Thoughts on how to troubleshoot where this is failing?

Welcome to our community! :smiley: Thanks also for formatting your code and samples, it makes it heaps easier to read!

Have you considered splitting this up into 3 pipelines;

  1. determine if this is a dhcp or a dns request, then use Pipeline processor | Elasticsearch Guide [7.15] | Elastic
  2. send the events to either a specific dns or dhcp pipeline to end up in their own index

Also are you sending everything to a single index, or are you using ILM?

Thanks for the quick reply. Yes I had set it up as two pipelines - where the first one identifies the elements that are DHCP logs, and runs a second pipeline that will change the index. In both scenarios, the output is the same. When I test a document using the kibana interface, the output appears to have the index change as expected, but those documents that should be routed to that second index are never written to the index.

They are also not written to the first index - they are dropped somewhere.

I have not set up ILM, I did manually create the other index "dhcp" and verified that I could write data to it by manually adding a document via the API.

Can you share both pipelines?

That's not ideal for time based data, as your index will bet progressively larger and harder to manage.
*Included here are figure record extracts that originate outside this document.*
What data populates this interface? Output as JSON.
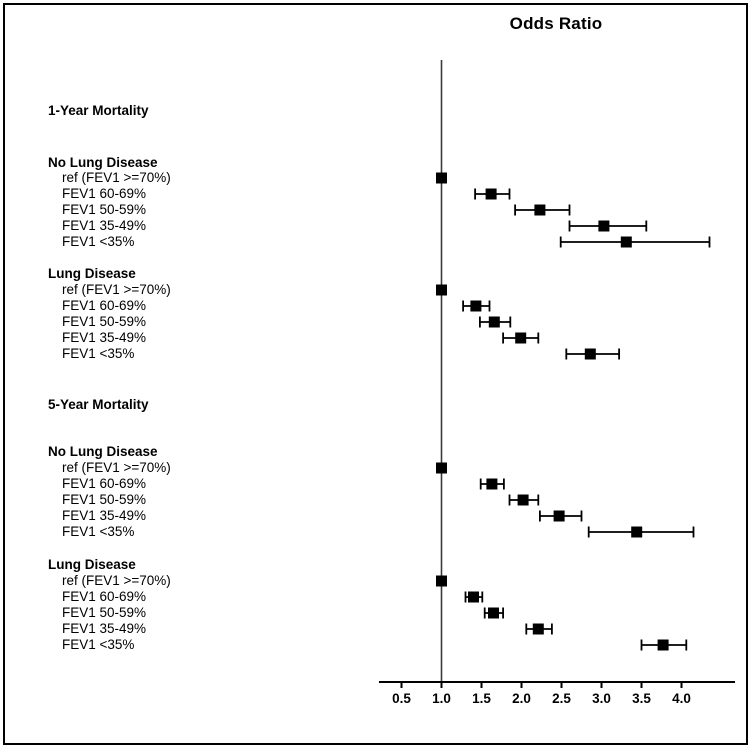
{
  "chart_data": {
    "type": "forest",
    "title": "Odds Ratio",
    "x_axis": {
      "ticks": [
        0.5,
        1.0,
        1.5,
        2.0,
        2.5,
        3.0,
        3.5,
        4.0
      ],
      "tick_labels": [
        "0.5",
        "1.0",
        "1.5",
        "2.0",
        "2.5",
        "3.0",
        "3.5",
        "4.0"
      ],
      "reference_line": 1.0,
      "range_shown": [
        0.22,
        4.67
      ]
    },
    "marker_color": "#000000",
    "sections": [
      {
        "label": "1-Year Mortality",
        "groups": [
          {
            "label": "No Lung Disease",
            "rows": [
              {
                "label": "ref (FEV1 >=70%)",
                "or": 1.0,
                "is_reference": true
              },
              {
                "label": "FEV1 60-69%",
                "or": 1.62,
                "ci_low": 1.42,
                "ci_high": 1.85
              },
              {
                "label": "FEV1 50-59%",
                "or": 2.23,
                "ci_low": 1.92,
                "ci_high": 2.6
              },
              {
                "label": "FEV1 35-49%",
                "or": 3.03,
                "ci_low": 2.6,
                "ci_high": 3.56
              },
              {
                "label": "FEV1 <35%",
                "or": 3.31,
                "ci_low": 2.49,
                "ci_high": 4.35
              }
            ]
          },
          {
            "label": "Lung Disease",
            "rows": [
              {
                "label": "ref (FEV1 >=70%)",
                "or": 1.0,
                "is_reference": true
              },
              {
                "label": "FEV1 60-69%",
                "or": 1.43,
                "ci_low": 1.27,
                "ci_high": 1.6
              },
              {
                "label": "FEV1 50-59%",
                "or": 1.66,
                "ci_low": 1.48,
                "ci_high": 1.86
              },
              {
                "label": "FEV1 35-49%",
                "or": 1.99,
                "ci_low": 1.77,
                "ci_high": 2.21
              },
              {
                "label": "FEV1 <35%",
                "or": 2.86,
                "ci_low": 2.56,
                "ci_high": 3.22
              }
            ]
          }
        ]
      },
      {
        "label": "5-Year Mortality",
        "groups": [
          {
            "label": "No Lung Disease",
            "rows": [
              {
                "label": "ref (FEV1 >=70%)",
                "or": 1.0,
                "is_reference": true
              },
              {
                "label": "FEV1 60-69%",
                "or": 1.63,
                "ci_low": 1.49,
                "ci_high": 1.78
              },
              {
                "label": "FEV1 50-59%",
                "or": 2.02,
                "ci_low": 1.85,
                "ci_high": 2.21
              },
              {
                "label": "FEV1 35-49%",
                "or": 2.47,
                "ci_low": 2.23,
                "ci_high": 2.75
              },
              {
                "label": "FEV1 <35%",
                "or": 3.44,
                "ci_low": 2.84,
                "ci_high": 4.15
              }
            ]
          },
          {
            "label": "Lung Disease",
            "rows": [
              {
                "label": "ref (FEV1 >=70%)",
                "or": 1.0,
                "is_reference": true
              },
              {
                "label": "FEV1 60-69%",
                "or": 1.4,
                "ci_low": 1.3,
                "ci_high": 1.51
              },
              {
                "label": "FEV1 50-59%",
                "or": 1.65,
                "ci_low": 1.54,
                "ci_high": 1.77
              },
              {
                "label": "FEV1 35-49%",
                "or": 2.21,
                "ci_low": 2.06,
                "ci_high": 2.38
              },
              {
                "label": "FEV1 <35%",
                "or": 3.77,
                "ci_low": 3.5,
                "ci_high": 4.06
              }
            ]
          }
        ]
      }
    ]
  }
}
Take a look at ILM, as you can keep your index naming, but it'll be more efficient under the hood.

Re: ILM - one step at a time, I'll learn take a look at ILM once I just get the data in.

Re: the other pipeline - I deleted it, in an attempt to simplify things and troubleshoot things, and merged it into a single pipeline that just tries to accomplish one task, split the dhcp logs into the dhcp index.

1 Like

Note: I have also tried adding failure parsers as well as set ignore failures, no help. It appears that my pipeline is functioning correctly - as witnessed when I test my pipeline with the document quoted above - but rather it is being dropped after the pipeline processes before indexing. I'm just not sure how to troubleshoot where things are failing with these missing documents.

I think this has to do with the things are that are set up by the elastic-agent custom log integration. it's not the pipeline itself. Using the API to manually post data to that pipeline, things are being correctly processed and routed correctly

Something about how the custom log integration from elastic agent creates a datastream perhaps doesn't allow me to simply split off some data and change the index?